EDITORIAL » De carona no carro elétrico

Publicação: 17/12/2016 03:00

A revolução é silenciosa. Na Noruega, cem mil veículos da frota do país  já são elétricos, graças a medidas públicas de incentivo à compra de carros desse tipo (como isenções de impostos e pedágios ou estacionamento gratuito). Além de um transporte mais sustentável - evita-se a emissão de cerca de 200.000 toneladas de dióxido de carbono (CO2) por ano - representa uma economia estratégia no consumo de combustível fóssil. Em 2015, a Noruega já possuía a quarta maior frota de carros elétricos do mundo, ficando atrás apenas dos Estados Unidos, China e Japão. A meta é quadruplicar o número até 2020.

A corrida apenas começou. Em novembro, a Casa Branca anunciou planos para criar uma rede de 40.000 km de recarga de automóveis elétricos, com a qual espera estimular os motoristas a trocarem seus veículos a gasolina. O Departamento do Transporte designará 48 rotas oficiais para veículos elétricos em autopistas que cobrem 35 dos 50 estados, com o objetivo de ampliá-las à medida que cresça a demanda. Os fabricantes de automóveis elétricos Nissan, BMW, General Motors e uma série de companhias de energia participam da iniciativa.

Os 28 países da União Europeia esperam que, em 2050, a eletricidade esteja livre de carbono, investindo em pesquisa e a inovação nos setores da construção, indústria, transportes ou digital, sem contar o automobilístico.

Uma aceleração já percebida pelo movimento financeiro mundial. Segundo pesquisa da consultora Arabella Advisors para a associação DivestInvest, 688 instituições e 58.399 pessoas em 76 países se comprometeram a abandonar seus investimentos em energias fósseis (petróleo, gás, carvão).

Com a extração do pré-sal em uma espécie de banho-maria, o Brasil deve correr contra o tempo para não perder o bonde da história. Em 2015, o investimento em energias limpas bateu a marca de US$ 329 bilhões. A lógica do mercado é uma só: siga o dinheiro.
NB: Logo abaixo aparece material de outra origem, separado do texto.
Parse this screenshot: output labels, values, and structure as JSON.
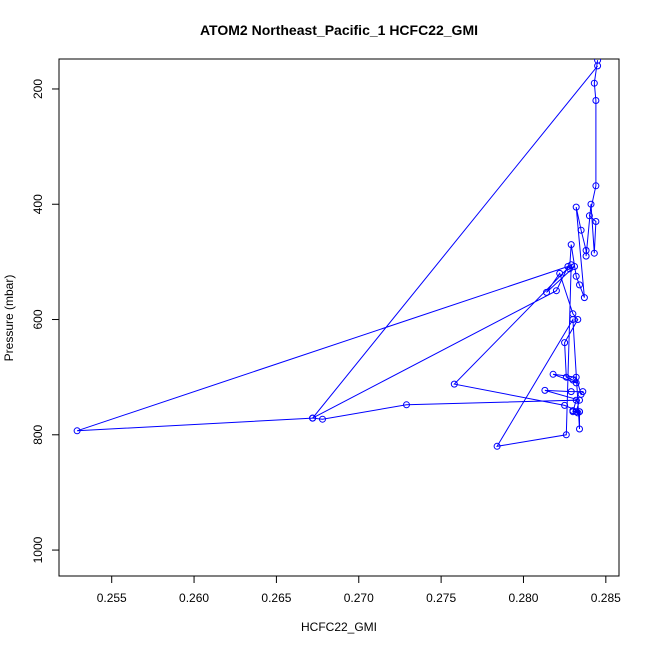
{
  "chart_data": {
    "type": "line",
    "title": "ATOM2 Northeast_Pacific_1 HCFC22_GMI",
    "xlabel": "HCFC22_GMI",
    "ylabel": "Pressure (mbar)",
    "xlim": [
      0.2518,
      0.2858
    ],
    "ylim": [
      1045,
      148
    ],
    "y_reversed": true,
    "xticks": [
      0.255,
      0.26,
      0.265,
      0.27,
      0.275,
      0.28,
      0.285
    ],
    "xtick_labels": [
      "0.255",
      "0.260",
      "0.265",
      "0.270",
      "0.275",
      "0.280",
      "0.285"
    ],
    "yticks": [
      200,
      400,
      600,
      800,
      1000
    ],
    "ytick_labels": [
      "200",
      "400",
      "600",
      "800",
      "1000"
    ],
    "grid": false,
    "legend": "none",
    "color": "#0000ff",
    "marker": "open-circle",
    "series": [
      {
        "points": [
          [
            0.2845,
            150
          ],
          [
            0.2843,
            190
          ],
          [
            0.2844,
            220
          ],
          [
            0.2844,
            368
          ],
          [
            0.284,
            420
          ],
          [
            0.2844,
            430
          ],
          [
            0.2843,
            485
          ],
          [
            0.2841,
            400
          ],
          [
            0.2838,
            490
          ],
          [
            0.2838,
            480
          ],
          [
            0.2835,
            445
          ],
          [
            0.2832,
            405
          ],
          [
            0.2837,
            562
          ],
          [
            0.2834,
            540
          ],
          [
            0.2832,
            525
          ],
          [
            0.2829,
            470
          ],
          [
            0.2828,
            512
          ],
          [
            0.2831,
            508
          ],
          [
            0.2814,
            553
          ],
          [
            0.2822,
            520
          ],
          [
            0.283,
            590
          ],
          [
            0.2833,
            600
          ],
          [
            0.2825,
            640
          ],
          [
            0.2826,
            700
          ],
          [
            0.283,
            705
          ],
          [
            0.2832,
            710
          ],
          [
            0.2818,
            695
          ],
          [
            0.2832,
            700
          ],
          [
            0.2835,
            730
          ],
          [
            0.2836,
            725
          ],
          [
            0.2829,
            725
          ],
          [
            0.2813,
            723
          ],
          [
            0.2834,
            740
          ],
          [
            0.2832,
            760
          ],
          [
            0.283,
            758
          ],
          [
            0.2833,
            762
          ],
          [
            0.2834,
            760
          ],
          [
            0.2825,
            749
          ],
          [
            0.2758,
            712
          ],
          [
            0.2829,
            505
          ],
          [
            0.2826,
            800
          ],
          [
            0.2784,
            820
          ],
          [
            0.283,
            600
          ],
          [
            0.2834,
            790
          ],
          [
            0.2834,
            760
          ],
          [
            0.283,
            760
          ],
          [
            0.2832,
            740
          ],
          [
            0.2729,
            748
          ],
          [
            0.2678,
            773
          ],
          [
            0.2672,
            771
          ],
          [
            0.282,
            550
          ],
          [
            0.2827,
            508
          ],
          [
            0.2529,
            793
          ],
          [
            0.2672,
            771
          ],
          [
            0.2845,
            160
          ]
        ]
      }
    ]
  }
}
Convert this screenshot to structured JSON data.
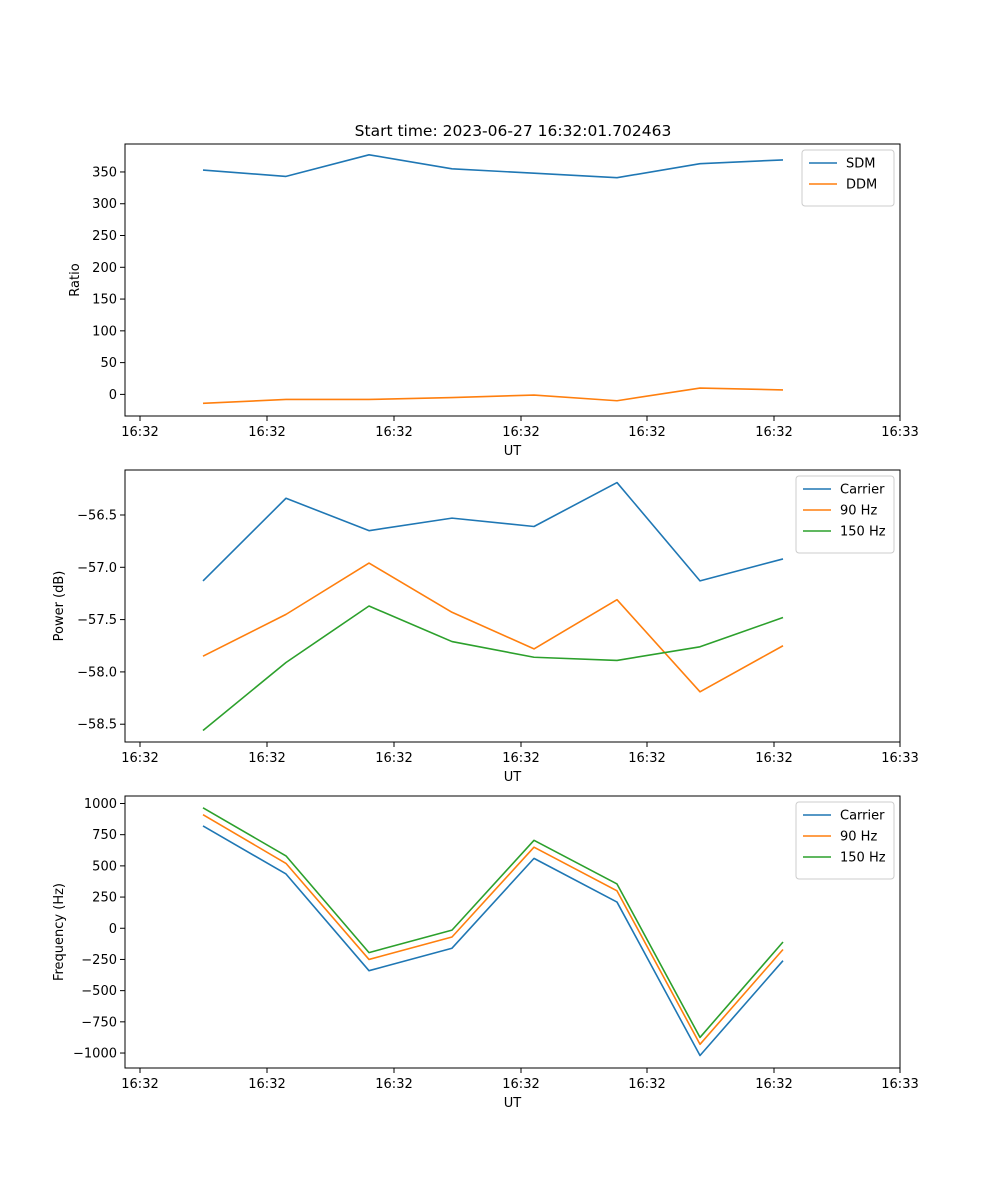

Como sempre tem alguém na contramão, o futuro presidente dos Estados Unidos, Donald Trump, nomeou na quarta-feira o ex-governador do Texas, Rick Perry como seu secretário de Energia. Aos 66 anos, o ex-comandante do rico estado petroleiro será o encarregado de um vasto ministério que inclui a consolidação das energias fósseis, a melhoria da segurança nuclear e implementação de inovações no campo da energia. Intimamente ligado à indústria do petróleo, pode colocar um freio nos projetos de Obama. Mas ultrapassado será.